Romanları ve kurgu dışı anlatılarıyla bugüne dek yüz binlerce okura ulaşan İclal Aydın'ın, tıpkı diğer romanları gibi Artemis Yayınları tarafından yayımlanan Salkım Sokak No: 3 adlı son eseri, İzmir'in derinliklerinde, mor salkımlarla ve güzel insanlarla süslenmiş bir sokağa götürüyor okurlarını.
Aydın'ın geçtiğimiz ay okurla buluşan son romanı hem çocukluktan yetişkinliğe uzanan bir büyüme hikâyesi anlatıyor hem de bir kentin, bir mahallenin yıllar içindeki dönüşümünü ve bu dönüşümün insanların hayatlarında bıraktığı etkiyi gözler önüne seriyor. 1980'li yılların sonunda, İzmir'in çoğunlukla göçmenlerin yaşadığı bir mahallesinde geçen "Salkım Sokak No:3" farklı kimlikleri, farklı etnik kökenleri ve farklı sosyoekonomik statüleri bulunan insanların bir arada yaşadığı bir ütopya gibi görünse de aslında çok değil, 30-40 yıl öncenin gerçeklerini dile getiriyor. Ana karakterimiz Mert'in ağzından kardeşi Yiğit ve arkadaşları Edis, Denis ve Nevzat'ın büyüme maceralarını anlatırken bir yandan da neşeli dostlukları, herkesin birbirine güvendiği mahalleleri ve dayanışmanın hep ön planda olduğu komşulukları, çocukların dostluğunu ve hayatı birlikte öğrenişlerini ince ince okurun yüreğine işliyor.
Polis memuru babası Yunus'un tayininin İzmir'e çıkmasından başlıyor Mert anlatmaya. Daha yeni evlerine giden zorlu yolculuklarından bahsederken bağlıyor okuru kendisine. Dolayısıyla, onunla birlikte adım attığı Salkım Sokak'ın sakinlerinden biri de kendisiymiş gibi hissediyor. Balkanlar'ın çeşitli bölgelerinden gelmiş göçmenlerinin yanı sıra Girit kökenli komşuların da bulunduğu ve hepsinin bir arada sorunsuzca yaşadığı Salkım Sokak, solmayan renkleri, coşkusu ve bulaşıcı neşesiyle Mert için yepyeni ve dolu dolu bir dünya. İzmir zeybekleri, Rumeli türküleri ve kutlamalarıyla bu sokak, çocuklarına farklı gelenekleri ve inançları harmanlayarak büyüme imkânı veriyor.
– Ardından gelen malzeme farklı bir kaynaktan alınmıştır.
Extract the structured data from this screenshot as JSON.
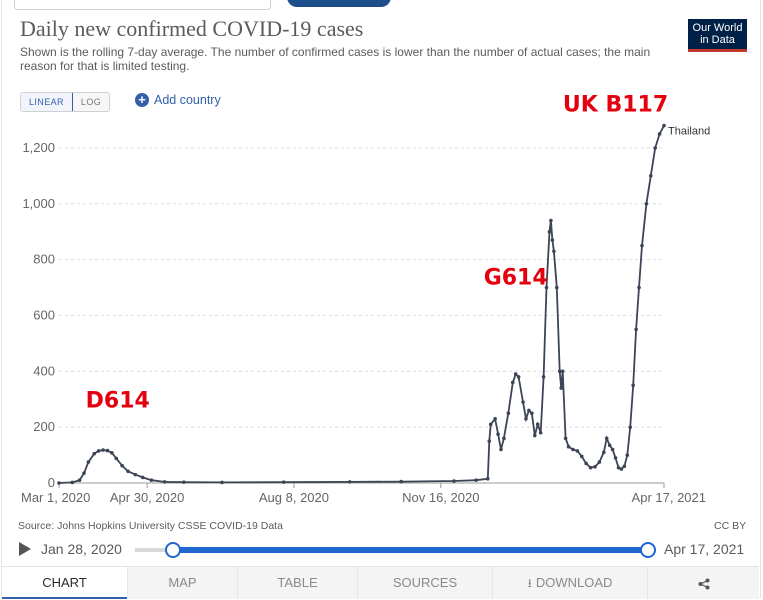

Aydın'ın, romanın anlatısını kurarken o mahalle sakinlerinden birini anlatıcı olarak seçmesi ve kurduğu dünyayı okura kendisi de "sonradan" gelen bir karakterin gözünden yavaş yavaş tanıtması, okurun zihninde üç boyutlu bir görüntü oluşturmak adına çok yerinde bir tercih olarak çıkıyor karşımıza. Öte yandan anlatıcının kullandığı dilin karşısındaki biriyle sohbet edermiş gibi yalın ve akıcı oluşu da romanın dünyasının kapılarını ardına kadar açıyor okura. Karakterin duygularını bütün açıklığıyla görüyor, hatta hissediyor okur.
"Salkım Sokak No:3" gerçek mekânlardan ve kent tarihinin önemli olaylarından beslenmesiyle kent belleğine de bir katkı sağlıyor. Öte yandan İzmir gibi çok kültürlü ve tarihî bir kentin mekân olarak seçilmesi de romanın arka planını zenginleştiriyor. Bütün iyi edebiyat eserleri gibi kentin atmosferini, insanlarını ve tarihini canlandırarak belleğini koruyor Salkım Sokak No:3...
Aydın'ın başarılı kurgusu ve duygusal yoğunluğu, Salkım Sokak'ın hafızasını canlı tutuyor ve okurları bu büyülü dünyanın insan ömrü için uzun, bir kentin ömrü içinse kısa sayılabilecek bir dönemine, ne zaman bittiğini anlamadığımız kendi çocukluğumuza dönmek gibi bir okuma yolculuğuna davet ediyor.